Parks and Dunbar were also members of the early Revolutionaries band which became famous at Channel One studio during the mid-1970s.


In 1975, Parks formed We The People. The original line-up was Franklyn 'Bubbler' Waul (keyboards), Devon Richardson (drums), Winston 'Bo Pee' Bowen, Nambo Robinson and Lloyd Kerr (trombones), Dean Fraser (saxophone) and Chico Chin on trumpet.


Its members were the nucleus of The Professionals, house band for producer Joe Gibbs. They had a golden run from 1976 to the early 1980s, especially with Dennis Brown, Gibbs' star act.


"That was a great time for the band, recording with Dennis Brown and touring as his musical director for 20 years," Parks said.

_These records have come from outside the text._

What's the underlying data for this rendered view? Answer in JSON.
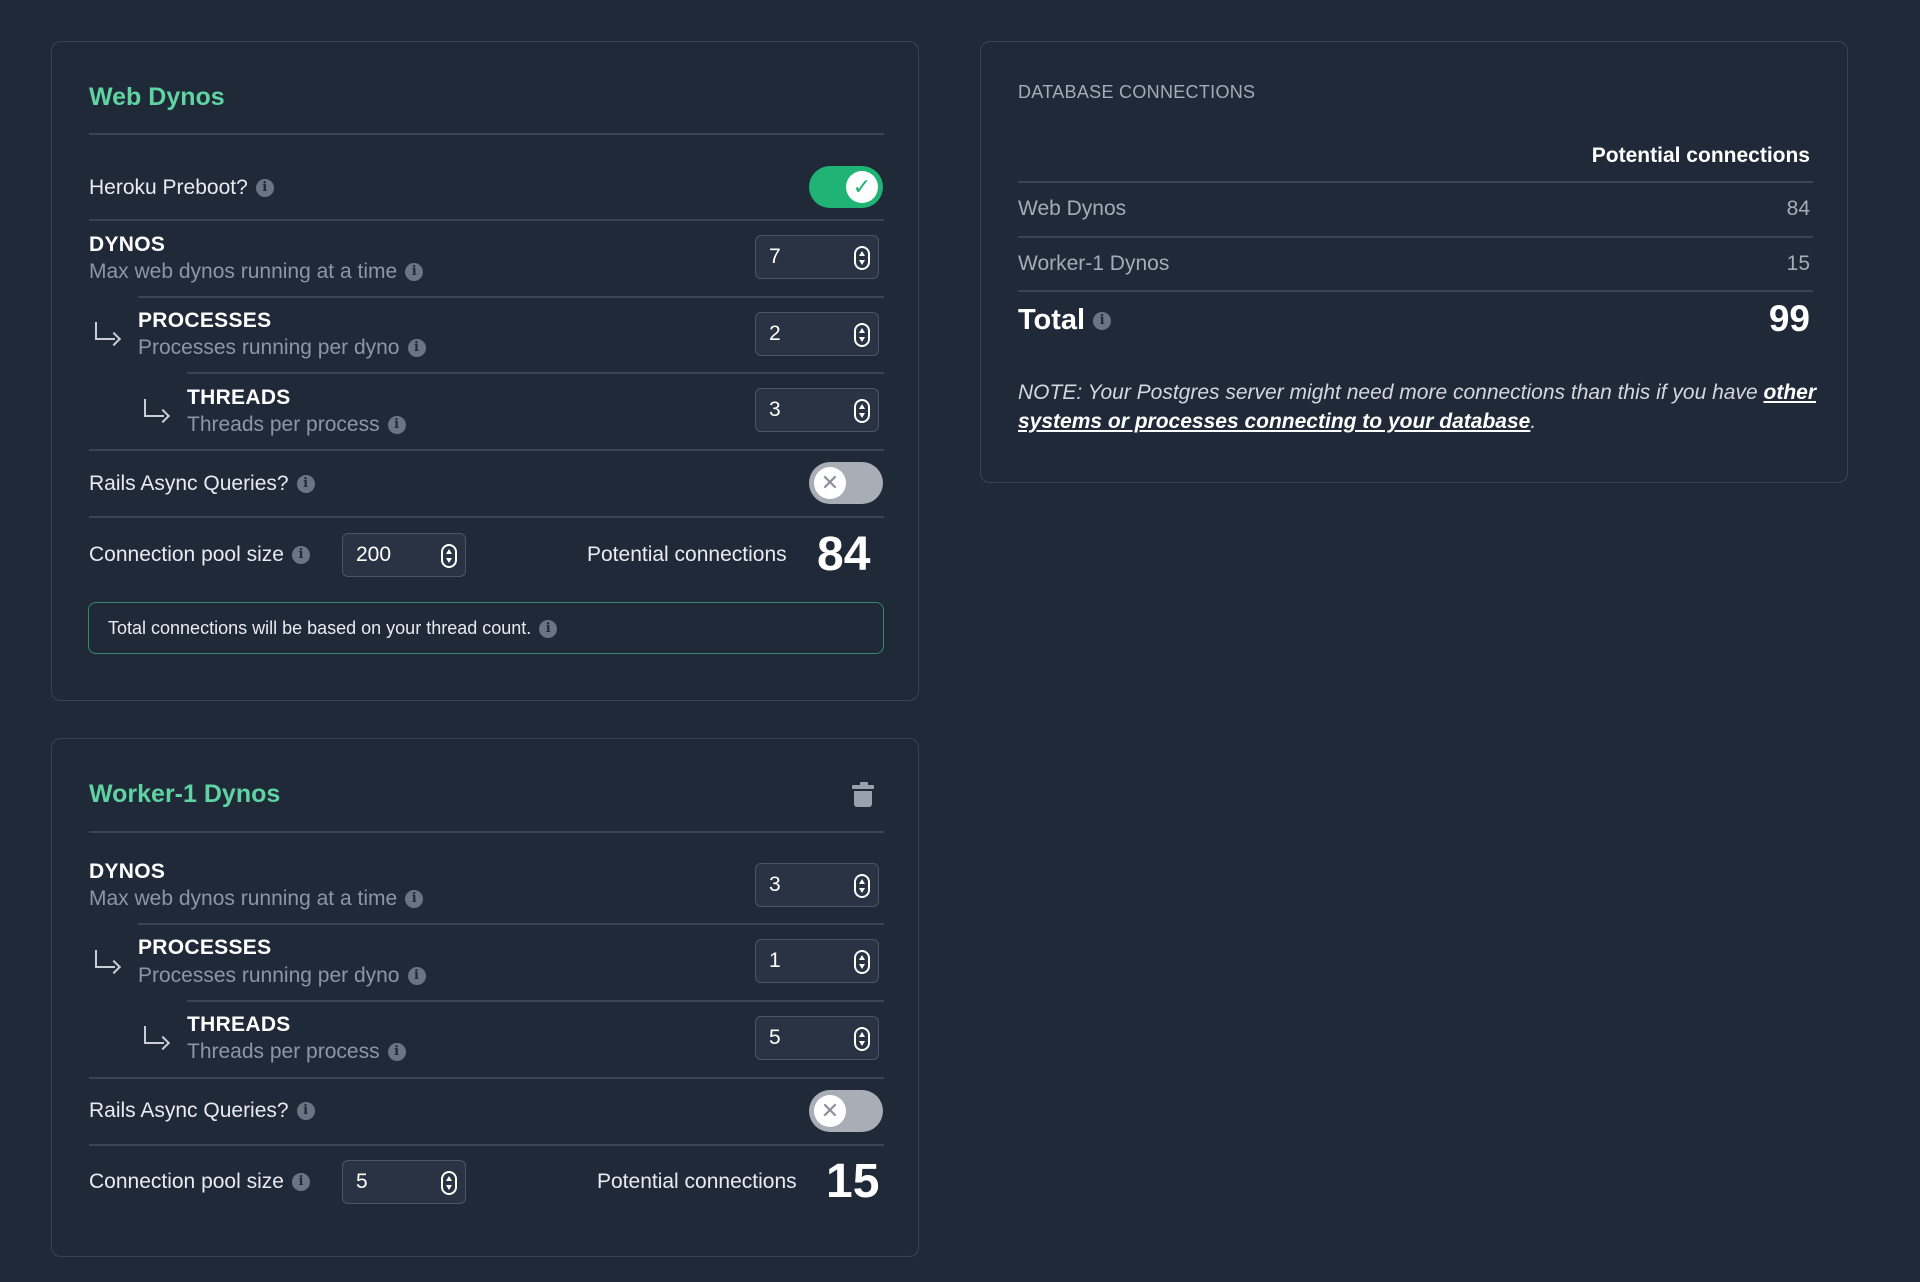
{
  "web_card": {
    "title": "Web Dynos",
    "preboot_label": "Heroku Preboot?",
    "preboot_enabled": true,
    "dynos_label": "DYNOS",
    "dynos_sub": "Max web dynos running at a time",
    "dynos_value": "7",
    "processes_label": "PROCESSES",
    "processes_sub": "Processes running per dyno",
    "processes_value": "2",
    "threads_label": "THREADS",
    "threads_sub": "Threads per process",
    "threads_value": "3",
    "async_label": "Rails Async Queries?",
    "async_enabled": false,
    "pool_label": "Connection pool size",
    "pool_value": "200",
    "potential_label": "Potential connections",
    "potential_value": "84",
    "notice": "Total connections will be based on your thread count."
  },
  "worker_card": {
    "title": "Worker-1 Dynos",
    "dynos_label": "DYNOS",
    "dynos_sub": "Max web dynos running at a time",
    "dynos_value": "3",
    "processes_label": "PROCESSES",
    "processes_sub": "Processes running per dyno",
    "processes_value": "1",
    "threads_label": "THREADS",
    "threads_sub": "Threads per process",
    "threads_value": "5",
    "async_label": "Rails Async Queries?",
    "async_enabled": false,
    "pool_label": "Connection pool size",
    "pool_value": "5",
    "potential_label": "Potential connections",
    "potential_value": "15"
  },
  "db_card": {
    "heading": "DATABASE CONNECTIONS",
    "column_header": "Potential connections",
    "rows": [
      {
        "name": "Web Dynos",
        "value": "84"
      },
      {
        "name": "Worker-1 Dynos",
        "value": "15"
      }
    ],
    "total_label": "Total",
    "total_value": "99",
    "note_prefix": "NOTE: Your Postgres server might need more connections than this if you have ",
    "note_link": "other systems or processes connecting to your database",
    "note_suffix": "."
  },
  "icons": {
    "info": "info-icon",
    "check": "check-icon",
    "close": "close-icon",
    "trash": "trash-icon",
    "arrow": "subitem-arrow-icon"
  },
  "colors": {
    "background": "#202938",
    "accent": "#5fd3a2",
    "toggle_on": "#1fb475",
    "toggle_off": "#a9aeb6"
  }
}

He rates working with another reggae legend on a high-profile concert in London in 2000 even higher.


"Backing John Holt with the Royal Philharmonic (Concert) Orchestra was something else. For me, dat was the pinnacle," said a beaming Parks.


As he exits the rehearsal studio, Earth Cry, a young band from the Edna Manley College of the Visual and Performing Arts, prepares to take their position in the room.


Parks greets each member. He is happy to see the new wave of bands that have emerged in the last five years.


"I have to appreciate the younger bands. Yuh jus' hope they do the right thing an' continue like we did. Music is not a stop an' start thing," he said.